If mastery is met during probing, the entire program ends—no teaching is needed.


Phase 2: Teaching Phase (Mass Trials)

If a learner responds incorrectly during a probe, the program moves into teaching.

How it works:

  • The target is run in mass trials
  • The learner practices the same target repeatedly

Mastery criteria:

  • 3 consecutive independent and correct responses

Once this criterion is met, the program advances to the Generalization Phase.


Phase 3: Generalization Phase (Random Rotation)

In this phase, the learner is asked to demonstrate the skill across multiple previously taught targets.

How it works:

  • Up to 3 mastered targets are rotated randomly

Mastery criteria:

  • 5 consecutive independent and correct responses across targets

When this criterion is met, the program advances to the Novel Probe Phase.

Phase 4: Novel Probe Phase

This phase confirms whether the learner can apply the skill to new, untrained targets.

How it works:

  • New targets are probed one at a time

Mastery criteria:

  • 5 novel targets correct in a row

If an error occurs:

  • The program returns to Teaching → Generalization → Novel Probe

If mastery is met:

  • The skill is considered mastered
  • The program ends

 


Recommended Program Setup

Proper setup is critical to ensure SET progresses as expected.

Target Setup

  • Create 15 or more targets when building the program
  • Extra targets are encouraged and will not negatively impact the program

⚠️ Not having enough targets is one of the most common reasons a SET program cannot progress.

This is also a great time to consider using Hi Rasmus’ AI features to help generate target lists efficiently. To learn more about AI Target Suggestion, click HERE


Prompt Level Template (PLT)

Choose a prompt level setup that aligns with how you want to visualize progress. 

Recommended options:

  • Simple + / – prompt levels
  • Prompt hierarchy PLT (weighted values are not required - see how trial-by-trial graph settings can distribute across the Y-axis for easy visual analysis)

To learn more about Setting up Prompt Level Templates, click HERE.


Helpful Graph Views for SET Programs

Graphing allows you to clearly see how the learner progresses through each SET phase.

Mode / Prompt Level Graph

  • Shows independence across trials
  • Useful for tracking when mastery criteria are met

Best used with:

  • Prompt hierarchy PLT



Target / Prompt Level Graph

This view helps visualize how learning unfolds across targets.

You can clearly see:

  • When a target meets teaching criteria and a new target is introduced
  • When generalization across multiple targets occurs
  • When novel targets are answered independently, signaling program completion


Workflow and Maintenance

  • No workflow setup is required
  • SET progression is fully program-driven
  • No maintenance phase is included

Once generalization is demonstrated with novel targets, the program is complete.

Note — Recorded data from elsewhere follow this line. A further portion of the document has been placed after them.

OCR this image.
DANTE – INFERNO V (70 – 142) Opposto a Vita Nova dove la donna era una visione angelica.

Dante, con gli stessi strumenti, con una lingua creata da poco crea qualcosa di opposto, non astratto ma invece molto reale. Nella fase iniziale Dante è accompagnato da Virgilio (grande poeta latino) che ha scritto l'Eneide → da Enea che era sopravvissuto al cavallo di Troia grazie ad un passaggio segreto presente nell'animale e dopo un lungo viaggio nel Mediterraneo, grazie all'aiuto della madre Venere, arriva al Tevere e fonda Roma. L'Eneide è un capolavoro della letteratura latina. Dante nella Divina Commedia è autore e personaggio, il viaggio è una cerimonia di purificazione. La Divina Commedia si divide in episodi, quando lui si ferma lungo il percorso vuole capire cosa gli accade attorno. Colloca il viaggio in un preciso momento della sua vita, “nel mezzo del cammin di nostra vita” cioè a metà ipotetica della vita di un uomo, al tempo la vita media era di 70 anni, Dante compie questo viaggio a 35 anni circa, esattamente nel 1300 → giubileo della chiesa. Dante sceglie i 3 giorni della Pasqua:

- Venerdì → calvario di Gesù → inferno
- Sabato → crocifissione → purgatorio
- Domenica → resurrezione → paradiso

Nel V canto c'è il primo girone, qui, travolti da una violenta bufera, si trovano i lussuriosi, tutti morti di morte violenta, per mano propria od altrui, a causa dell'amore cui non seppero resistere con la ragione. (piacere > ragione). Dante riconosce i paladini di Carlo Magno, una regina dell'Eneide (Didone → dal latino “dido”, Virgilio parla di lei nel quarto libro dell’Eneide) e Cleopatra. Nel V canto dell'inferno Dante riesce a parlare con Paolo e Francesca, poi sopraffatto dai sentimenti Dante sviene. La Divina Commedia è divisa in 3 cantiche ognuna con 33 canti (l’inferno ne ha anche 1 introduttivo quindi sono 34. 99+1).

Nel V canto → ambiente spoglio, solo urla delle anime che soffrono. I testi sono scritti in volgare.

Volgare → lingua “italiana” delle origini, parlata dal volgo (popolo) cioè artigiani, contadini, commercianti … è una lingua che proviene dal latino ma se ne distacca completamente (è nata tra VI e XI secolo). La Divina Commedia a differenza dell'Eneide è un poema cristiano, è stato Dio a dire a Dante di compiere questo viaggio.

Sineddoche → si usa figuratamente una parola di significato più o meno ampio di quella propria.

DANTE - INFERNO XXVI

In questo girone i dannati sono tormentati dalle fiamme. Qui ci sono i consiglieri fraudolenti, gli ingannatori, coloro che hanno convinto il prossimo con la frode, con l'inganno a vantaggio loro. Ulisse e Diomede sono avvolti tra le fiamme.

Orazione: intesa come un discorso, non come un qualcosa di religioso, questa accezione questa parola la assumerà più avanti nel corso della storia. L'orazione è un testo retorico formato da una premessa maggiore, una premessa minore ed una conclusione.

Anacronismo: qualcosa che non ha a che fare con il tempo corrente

Why Hi Rasmus Supports SET

SET is built directly into Hi Rasmus to support efficient, evidence-based teaching. The platform:

  • Guides clinicians through each phase automatically
  • Applies mastery criteria consistently
  • Reduces decision fatigue and setup errors
  • Visualizes progress in real time

By automating the mechanics of SET, Hi Rasmus helps your team spend less time managing programs and more time focused on the learner in front of them.